Big Brother is watching

“Perhaps the most dystopian aspect of the report is its findings that real-time facial recognition — identifying people in public as they pass a live-feed video camera — is increasing in popularity among police departments,” Wired writes.  

The report says at least five major police departments have “run real-time face recognition off of street cameras, bought technology that can do so, or expressed a written interest in buying it.” That’s counting only the departments that responded to the study. The New York Police Department is known to have a facial recognition program, but it denied Georgetown’s records request — as did the Los Angeles Police Department, which also claims to use real-time facial recognition.

This kind of surveillance tracking has serious privacy implications. “This is the ability to conduct a real-time digital manhunt on the street by putting people on a watch list. Now suddenly everyone is a suspect,” said Bedoya. “It turns the premise of the Fourth Amendment on its head.”

It also could fly in the face of last year’s Supreme Court decision on privacy, in which the justices unanimously agreed that “putting a GPS tracker on you, your car, or any of your personal effects counts as a search” and is therefore protected by the Fourth Amendment. People have a reasonable expectation to the privacy of their location data, the court concluded.

Facial recognition is “an extraordinarily powerful tool,” said Bedoya. “It doesn’t just track our phones or computers. It tracks our flesh and our bones. This is a tracking technology unlike anything our society has ever seen.”

Who’s watching the watchers?

It may be too late to keep your face out of a biometric database, but privacy advocates hope to limit the ways in which the system can be abused. A coalition of civil liberties groups is calling for the Department of Justice to investigate police facial recognition databases, starting with police departments that are already under investigation for biased policing.
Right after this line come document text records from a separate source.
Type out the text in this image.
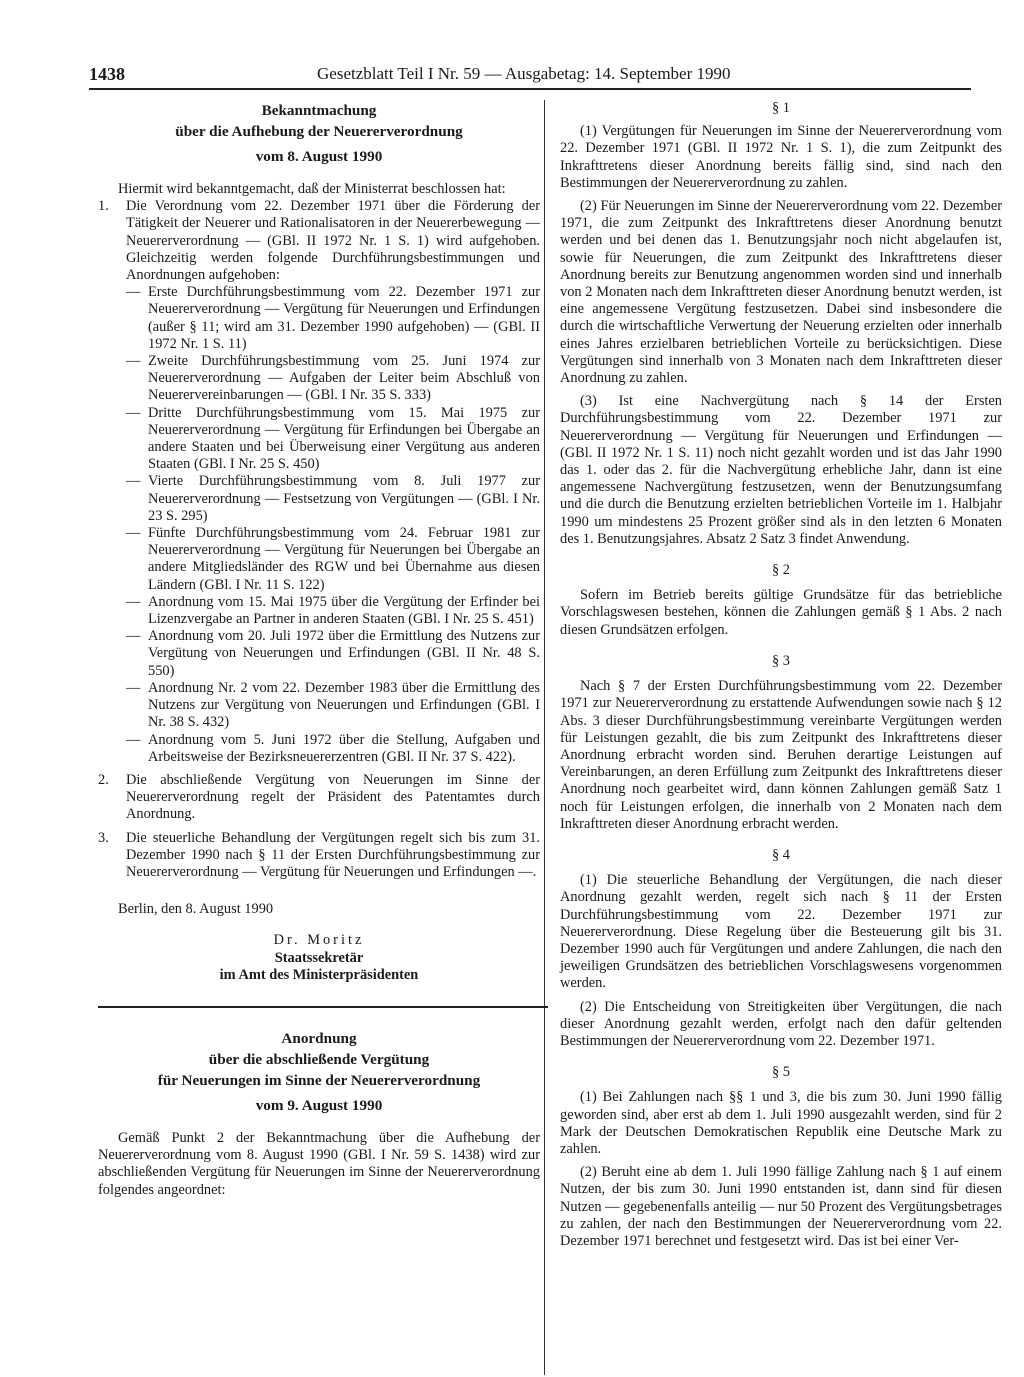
1438	Gesetzblatt Teil I Nr. 59 — Ausgabetag: 14. September 1990
Bekanntmachung
über die Aufhebung der Neuererverordnung
vom 8. August 1990

Hiermit wird bekanntgemacht, daß der Ministerrat beschlossen hat:

1.	Die Verordnung vom 22. Dezember 1971 über die Förderung der Tätigkeit der Neuerer und Rationalisatoren in der Neuererbewegung — Neuererverordnung — (GBl. II 1972 Nr. 1 S. 1) wird aufgehoben. Gleichzeitig werden folgende Durchführungsbestimmungen und Anordnungen aufgehoben:
— Erste Durchführungsbestimmung vom 22. Dezember 1971 zur Neuererverordnung — Vergütung für Neuerungen und Erfindungen (außer § 11; wird am 31. Dezember 1990 aufgehoben) — (GBl. II 1972 Nr. 1 S. 11)
— Zweite Durchführungsbestimmung vom 25. Juni 1974 zur Neuererverordnung — Aufgaben der Leiter beim Abschluß von Neuerervereinbarungen — (GBl. I Nr. 35 S. 333)
— Dritte Durchführungsbestimmung vom 15. Mai 1975 zur Neuererverordnung — Vergütung für Erfindungen bei Übergabe an andere Staaten und bei Überweisung einer Vergütung aus anderen Staaten (GBl. I Nr. 25 S. 450)
— Vierte Durchführungsbestimmung vom 8. Juli 1977 zur Neuererverordnung — Festsetzung von Vergütungen — (GBl. I Nr. 23 S. 295)
— Fünfte Durchführungsbestimmung vom 24. Februar 1981 zur Neuererverordnung — Vergütung für Neuerungen bei Übergabe an andere Mitgliedsländer des RGW und bei Übernahme aus diesen Ländern (GBl. I Nr. 11 S. 122)
— Anordnung vom 15. Mai 1975 über die Vergütung der Erfinder bei Lizenzvergabe an Partner in anderen Staaten (GBl. I Nr. 25 S. 451)
— Anordnung vom 20. Juli 1972 über die Ermittlung des Nutzens zur Vergütung von Neuerungen und Erfindungen (GBl. II Nr. 48 S. 550)
— Anordnung Nr. 2 vom 22. Dezember 1983 über die Ermittlung des Nutzens zur Vergütung von Neuerungen und Erfindungen (GBl. I Nr. 38 S. 432)
— Anordnung vom 5. Juni 1972 über die Stellung, Aufgaben und Arbeitsweise der Bezirksneuererzentren (GBl. II Nr. 37 S. 422).
2.	Die abschließende Vergütung von Neuerungen im Sinne der Neuererverordnung regelt der Präsident des Patentamtes durch Anordnung.
3.	Die steuerliche Behandlung der Vergütungen regelt sich bis zum 31. Dezember 1990 nach § 11 der Ersten Durchführungsbestimmung zur Neuererverordnung — Vergütung für Neuerungen und Erfindungen —.

Berlin, den 8. August 1990

Dr. Moritz
Staatssekretär
im Amt des Ministerpräsidenten
Anordnung
über die abschließende Vergütung
für Neuerungen im Sinne der Neuererverordnung
vom 9. August 1990

Gemäß Punkt 2 der Bekanntmachung über die Aufhebung der Neuererverordnung vom 8. August 1990 (GBl. I Nr. 59 S. 1438) wird zur abschließenden Vergütung für Neuerungen im Sinne der Neuererverordnung folgendes angeordnet:

§ 1

(1) Vergütungen für Neuerungen im Sinne der Neuererverordnung vom 22. Dezember 1971 (GBl. II 1972 Nr. 1 S. 1), die zum Zeitpunkt des Inkrafttretens dieser Anordnung bereits fällig sind, sind nach den Bestimmungen der Neuererverordnung zu zahlen.

(2) Für Neuerungen im Sinne der Neuererverordnung vom 22. Dezember 1971, die zum Zeitpunkt des Inkrafttretens dieser Anordnung benutzt werden und bei denen das 1. Benutzungsjahr noch nicht abgelaufen ist, sowie für Neuerungen, die zum Zeitpunkt des Inkrafttretens dieser Anordnung bereits zur Benutzung angenommen worden sind und innerhalb von 2 Monaten nach dem Inkrafttreten dieser Anordnung benutzt werden, ist eine angemessene Vergütung festzusetzen. Dabei sind insbesondere die durch die wirtschaftliche Verwertung der Neuerung erzielten oder innerhalb eines Jahres erzielbaren betrieblichen Vorteile zu berücksichtigen. Diese Vergütungen sind innerhalb von 3 Monaten nach dem Inkrafttreten dieser Anordnung zu zahlen.

(3) Ist eine Nachvergütung nach § 14 der Ersten Durchführungsbestimmung vom 22. Dezember 1971 zur Neuererverordnung — Vergütung für Neuerungen und Erfindungen — (GBl. II 1972 Nr. 1 S. 11) noch nicht gezahlt worden und ist das Jahr 1990 das 1. oder das 2. für die Nachvergütung erhebliche Jahr, dann ist eine angemessene Nachvergütung festzusetzen, wenn der Benutzungsumfang und die durch die Benutzung erzielten betrieblichen Vorteile im 1. Halbjahr 1990 um mindestens 25 Prozent größer sind als in den letzten 6 Monaten des 1. Benutzungsjahres. Absatz 2 Satz 3 findet Anwendung.

§ 2

Sofern im Betrieb bereits gültige Grundsätze für das betriebliche Vorschlagswesen bestehen, können die Zahlungen gemäß § 1 Abs. 2 nach diesen Grundsätzen erfolgen.

§ 3

Nach § 7 der Ersten Durchführungsbestimmung vom 22. Dezember 1971 zur Neuererverordnung zu erstattende Aufwendungen sowie nach § 12 Abs. 3 dieser Durchführungsbestimmung vereinbarte Vergütungen werden für Leistungen gezahlt, die bis zum Zeitpunkt des Inkrafttretens dieser Anordnung erbracht worden sind. Beruhen derartige Leistungen auf Vereinbarungen, an deren Erfüllung zum Zeitpunkt des Inkrafttretens dieser Anordnung noch gearbeitet wird, dann können Zahlungen gemäß Satz 1 noch für Leistungen erfolgen, die innerhalb von 2 Monaten nach dem Inkrafttreten dieser Anordnung erbracht werden.

§ 4

(1) Die steuerliche Behandlung der Vergütungen, die nach dieser Anordnung gezahlt werden, regelt sich nach § 11 der Ersten Durchführungsbestimmung vom 22. Dezember 1971 zur Neuererverordnung. Diese Regelung über die Besteuerung gilt bis 31. Dezember 1990 auch für Vergütungen und andere Zahlungen, die nach den jeweiligen Grundsätzen des betrieblichen Vorschlagswesens vorgenommen werden.

(2) Die Entscheidung von Streitigkeiten über Vergütungen, die nach dieser Anordnung gezahlt werden, erfolgt nach den dafür geltenden Bestimmungen der Neuererverordnung vom 22. Dezember 1971.

§ 5

(1) Bei Zahlungen nach §§ 1 und 3, die bis zum 30. Juni 1990 fällig geworden sind, aber erst ab dem 1. Juli 1990 ausgezahlt werden, sind für 2 Mark der Deutschen Demokratischen Republik eine Deutsche Mark zu zahlen.

(2) Beruht eine ab dem 1. Juli 1990 fällige Zahlung nach § 1 auf einem Nutzen, der bis zum 30. Juni 1990 entstanden ist, dann sind für diesen Nutzen — gegebenenfalls anteilig — nur 50 Prozent des Vergütungsbetrages zu zahlen, der nach den Bestimmungen der Neuererverordnung vom 22. Dezember 1971 berechnet und festgesetzt wird. Das ist bei einer Ver-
The aim is not to ban the use of facial recognition software, but to pass strict legislation on its use. “Face recognition can and should be used to respond to serious crimes and public emergencies. It should not be used to scan the face of any person, at any time, for any crime,” the report argues.
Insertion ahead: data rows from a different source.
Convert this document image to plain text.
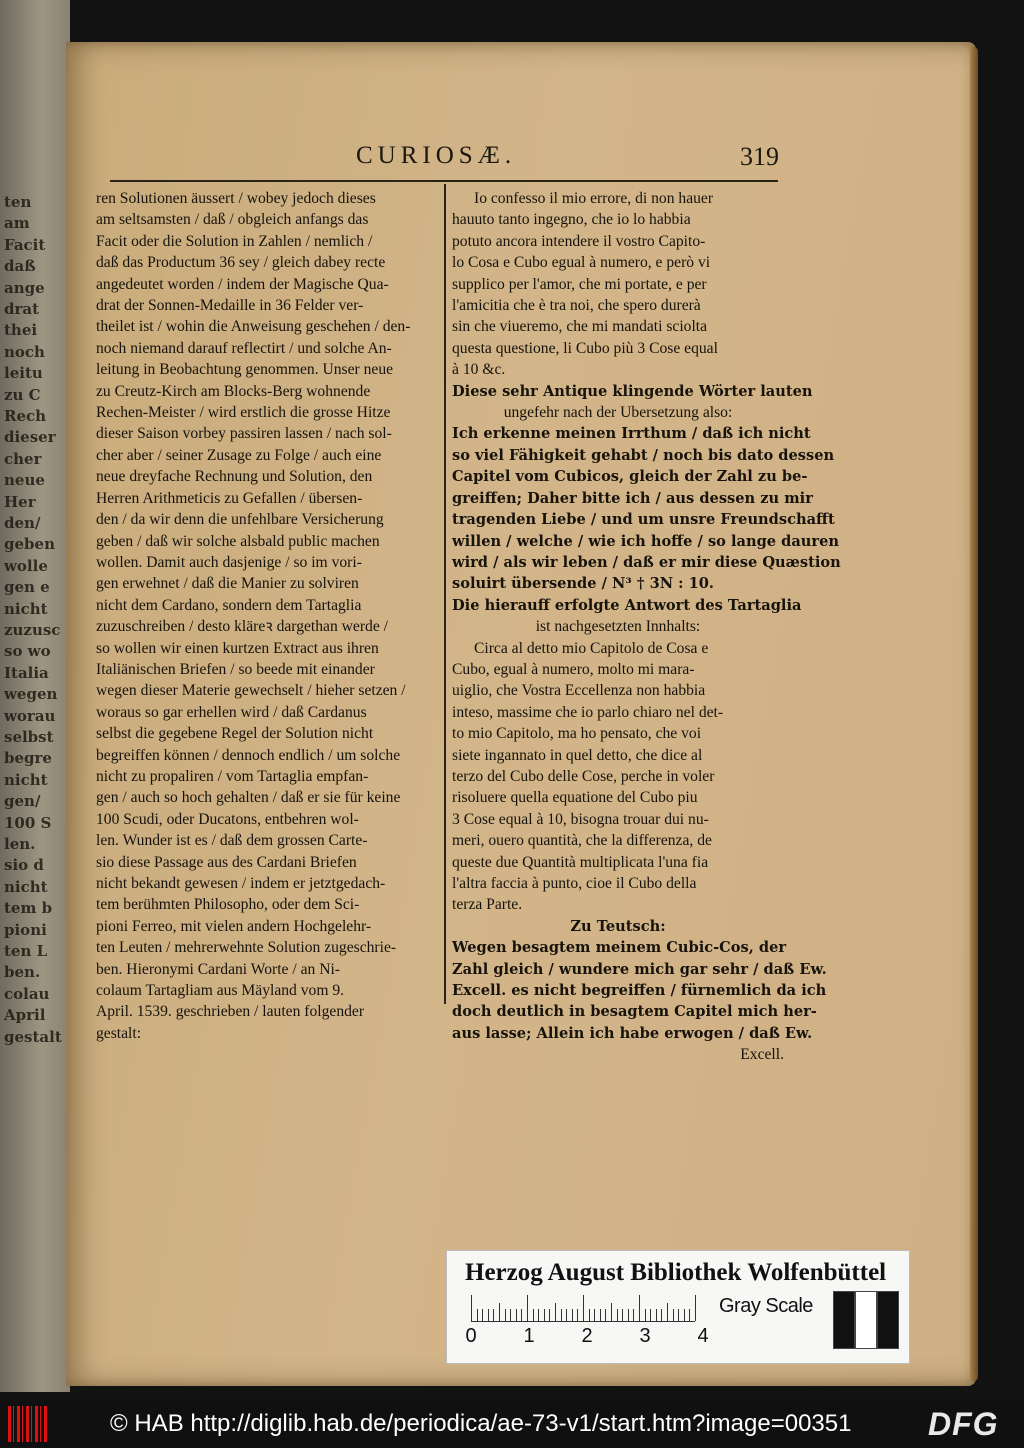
ten
am
Facit
daß
ange
drat
thei
noch
leitu
zu C
Rech
dieser
cher
neue
Her
den/
geben
wolle
gen e
nicht
zuzusc
so wo
Italia
wegen
worau
selbst
begre
nicht
gen/
100 S
len.
sio d
nicht
tem b
pioni
ten L
ben.
colau
April
gestalt
CURIOSÆ.	319
ren Solutionen äussert / wobey jedoch dieses
am seltsamsten / daß / obgleich anfangs das
Facit oder die Solution in Zahlen / nemlich /
daß das Productum 36 sey / gleich dabey recte
angedeutet worden / indem der Magische Qua-
drat der Sonnen-Medaille in 36 Felder ver-
theilet ist / wohin die Anweisung geschehen / den-
noch niemand darauf reflectirt / und solche An-
leitung in Beobachtung genommen. Unser neue
zu Creutz-Kirch am Blocks-Berg wohnende
Rechen-Meister / wird erstlich die grosse Hitze
dieser Saison vorbey passiren lassen / nach sol-
cher aber / seiner Zusage zu Folge / auch eine
neue dreyfache Rechnung und Solution, den
Herren Arithmeticis zu Gefallen / übersen-
den / da wir denn die unfehlbare Versicherung
geben / daß wir solche alsbald public machen
wollen. Damit auch dasjenige / so im vori-
gen erwehnet / daß die Manier zu solviren
nicht dem Cardano, sondern dem Tartaglia
zuzuschreiben / desto kläreꝛ dargethan werde /
so wollen wir einen kurtzen Extract aus ihren
Italiänischen Briefen / so beede mit einander
wegen dieser Materie gewechselt / hieher setzen /
woraus so gar erhellen wird / daß Cardanus
selbst die gegebene Regel der Solution nicht
begreiffen können / dennoch endlich / um solche
nicht zu propaliren / vom Tartaglia empfan-
gen / auch so hoch gehalten / daß er sie für keine
100 Scudi, oder Ducatons, entbehren wol-
len. Wunder ist es / daß dem grossen Carte-
sio diese Passage aus des Cardani Briefen
nicht bekandt gewesen / indem er jetztgedach-
tem berühmten Philosopho, oder dem Sci-
pioni Ferreo, mit vielen andern Hochgelehr-
ten Leuten / mehrerwehnte Solution zugeschrie-
ben. Hieronymi Cardani Worte / an Ni-
colaum Tartagliam aus Mäyland vom 9.
April. 1539. geschrieben / lauten folgender
gestalt:
Io confesso il mio errore, di non hauer
hauuto tanto ingegno, che io lo habbia
potuto ancora intendere il vostro Capito-
lo Cosa e Cubo egual à numero, e però vi
supplico per l'amor, che mi portate, e per
l'amicitia che è tra noi, che spero durerà
sin che viueremo, che mi mandati sciolta
questa questione, li Cubo più 3 Cose equal
à 10 &c.
Diese sehr Antique klingende Wörter lauten
ungefehr nach der Ubersetzung also:
Ich erkenne meinen Irrthum / daß ich nicht
so viel Fähigkeit gehabt / noch bis dato dessen
Capitel vom Cubicos, gleich der Zahl zu be-
greiffen; Daher bitte ich / aus dessen zu mir
tragenden Liebe / und um unsre Freundschafft
willen / welche / wie ich hoffe / so lange dauren
wird / als wir leben / daß er mir diese Quæstion
soluirt übersende / N³ † 3N : 10.
Die hierauff erfolgte Antwort des Tartaglia
ist nachgesetzten Innhalts:
Circa al detto mio Capitolo de Cosa e
Cubo, egual à numero, molto mi mara-
uiglio, che Vostra Eccellenza non habbia
inteso, massime che io parlo chiaro nel det-
to mio Capitolo, ma ho pensato, che voi
siete ingannato in quel detto, che dice al
terzo del Cubo delle Cose, perche in voler
risoluere quella equatione del Cubo piu
3 Cose equal à 10, bisogna trouar dui nu-
meri, ouero quantità, che la differenza, de
queste due Quantità multiplicata l'una fia
l'altra faccia à punto, cioe il Cubo della
terza Parte.
Zu Teutsch:
Wegen besagtem meinem Cubic-Cos, der
Zahl gleich / wundere mich gar sehr / daß Ew.
Excell. es nicht begreiffen / fürnemlich da ich
doch deutlich in besagtem Capitel mich her-
aus lasse; Allein ich habe erwogen / daß Ew.
Excell.
Herzog August Bibliothek Wolfenbüttel
0 1 2 3 4
Gray Scale
© HAB http://diglib.hab.de/periodica/ae-73-v1/start.htm?image=00351 DFG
The report proposes that states pass laws to protect civil liberties — including requiring a “reasonable suspicion” of criminal conduct before searching databases — limiting the amount and types of data stored, and requiring independent oversight with regular audits of performance.

“As technology advances,” The Verge writes, “drawing a line between policing and invasive surveillance will be an unavoidable part of the debate over facial recognition.” But Bedoya points out that state legislatures have already passed laws that limit not only geolocation trackers but automatic license plate readers, drones, wiretaps, and other surveillance tools.

“It’s not about protecting criminals. It’s about protecting our values.”